Заинтересовавшись, кто может быть его коллегой с австрийской стороны этой схемы, Лью кое что выведал и узнал несколько деталей. Молодой Макс Кнеуш, новоназначенный капитан «трабантов», был здесь в своей первой заграничной командировке в качестве выездного начальника «Специальной охраны K&K», уже зарекомендовав себя дома, кажется, как полезного убийцу, особо беспощадного. Стандартная процедура дома Габсбургов предусматривала, что его должны были убрать в согласованной точке уменьшения эффективности, но никто не хотел пытаться. Несмотря на его молодость, как говорили, у него был доступ к ресурсам помимо собственных, ему было комфортно в тени, и он был абсолютно беспринципен, неизменно пренебрегая разницей между жизнью и смертью. Послать его в Америку казалось правильным.

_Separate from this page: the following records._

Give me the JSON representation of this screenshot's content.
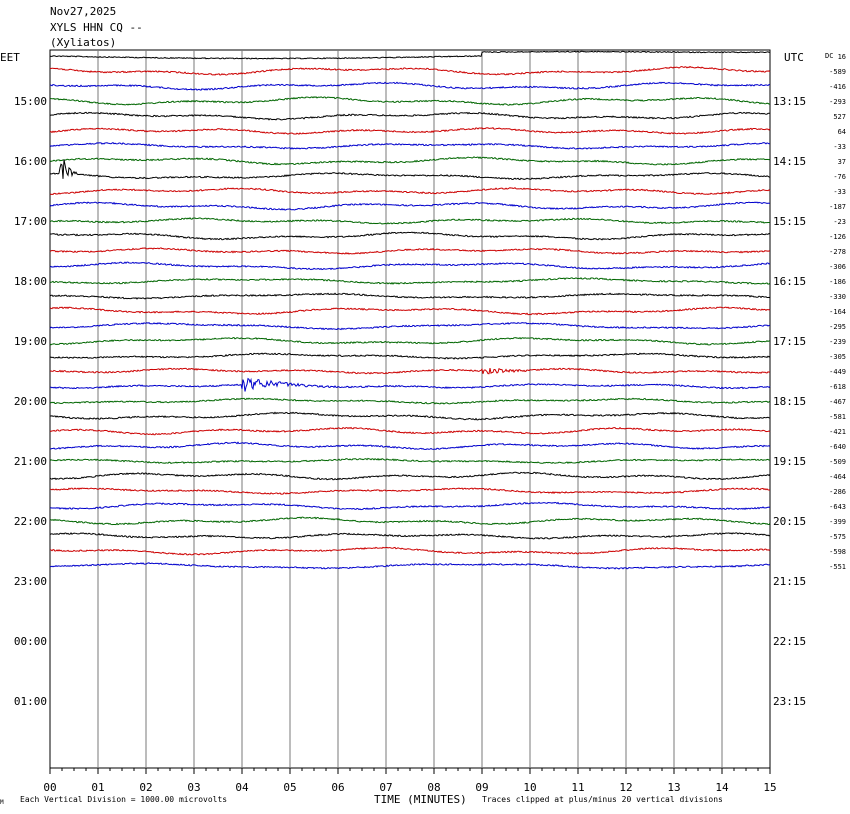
{
  "header": {
    "date": "Nov27,2025",
    "station": "XYLS HHN CQ --",
    "site": "(Xyliatos)"
  },
  "left_axis_label": "EET",
  "right_axis_label": "UTC",
  "dc_label": "DC",
  "footer": {
    "x_axis_title": "TIME (MINUTES)",
    "scale_note": "Each Vertical Division = 1000.00 microvolts",
    "clip_note": "Traces clipped at plus/minus 20 vertical divisions",
    "corner_mark": "M"
  },
  "chart_data": {
    "type": "line",
    "title": "",
    "xlabel": "TIME (MINUTES)",
    "xlim": [
      0,
      15
    ],
    "x_ticks": [
      "00",
      "01",
      "02",
      "03",
      "04",
      "05",
      "06",
      "07",
      "08",
      "09",
      "10",
      "11",
      "12",
      "13",
      "14",
      "15"
    ],
    "eet_labels": [
      "15:00",
      "16:00",
      "17:00",
      "18:00",
      "19:00",
      "20:00",
      "21:00",
      "22:00",
      "23:00",
      "00:00",
      "01:00"
    ],
    "utc_labels": [
      "13:15",
      "14:15",
      "15:15",
      "16:15",
      "17:15",
      "18:15",
      "19:15",
      "20:15",
      "21:15",
      "22:15",
      "23:15"
    ],
    "top_left_label": "EET",
    "top_right_label": "UTC",
    "trace_colors": [
      "#000000",
      "#cc0000",
      "#0000cc",
      "#006600"
    ],
    "dc_offsets": [
      16,
      -589,
      -416,
      -293,
      527,
      64,
      -33,
      37,
      -76,
      -33,
      -187,
      -23,
      -126,
      -278,
      -306,
      -186,
      -330,
      -164,
      -295,
      -239,
      -305,
      -449,
      -618,
      -467,
      -581,
      -421,
      -640,
      -509,
      -464,
      -286,
      -643,
      -399,
      -575,
      -598,
      -551
    ],
    "events": [
      {
        "trace": 8,
        "minute_start": 0.2,
        "minute_end": 0.6,
        "amplitude": 2.0
      },
      {
        "trace": 21,
        "minute_start": 9.0,
        "minute_end": 10.2,
        "amplitude": 0.35
      },
      {
        "trace": 22,
        "minute_start": 4.0,
        "minute_end": 6.0,
        "amplitude": 0.55
      }
    ]
  }
}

Лью он показался симпатичным . . . наклонные поверхности его лица выдавали происхождение со славянских просторов Европы, куда до сих пор иногда наведываются досужие туристы.... У них вошло в привычку пить свой утренний кофе в Австрийском павильоне вприкуску с разнообразной выпечкой.
— И это может быть крайне интересно для вас, учитывая широко известную Kuchenteigs-Verderbtheit, или депривацию выпечки американского детектива....
— Ну, мы... мы стараемся не говорить об этом.
— И что? В Австрии это широко обсуждается.
Несмотря на полицейские способности молодого Кнеуша, как-то эрцгерцог обвинил его в промахе.
— Наверное, я слишком умен для эффективного взаимодействия с тупостью Габсбургов, — задумчиво пробормотал Кнеуш.
Однажды ночью, когда казалось, что Франц-Фердинанд исчез с карты большого Чикаго, Кнеуш подошел к телефону и начал обзванивать весь город, в конце концов дозвонившись в «Расследования Белого города».
— Я приеду и посмотрю, — сказал Лью.
После продолжительных поисков в заведениях, включая таких очевидных фаворитов, как «Серебряный доллар» и «Эверли-Хауз», Лью в конце концов нашел эрцгерцога в «Долгоносик-Лаунж», негритянском баре в стиле Южных штатов тридцатых, в сердце квартала водевилей и черных развлечений тех дней, криком прокладывая себе дорогу в вечер, обещавший несколько беспокойных моментов. Трактирное пианино, молодое пиво, несколько бильярдных столов, девочки в номерах наверху, дым сигар «две за пенни».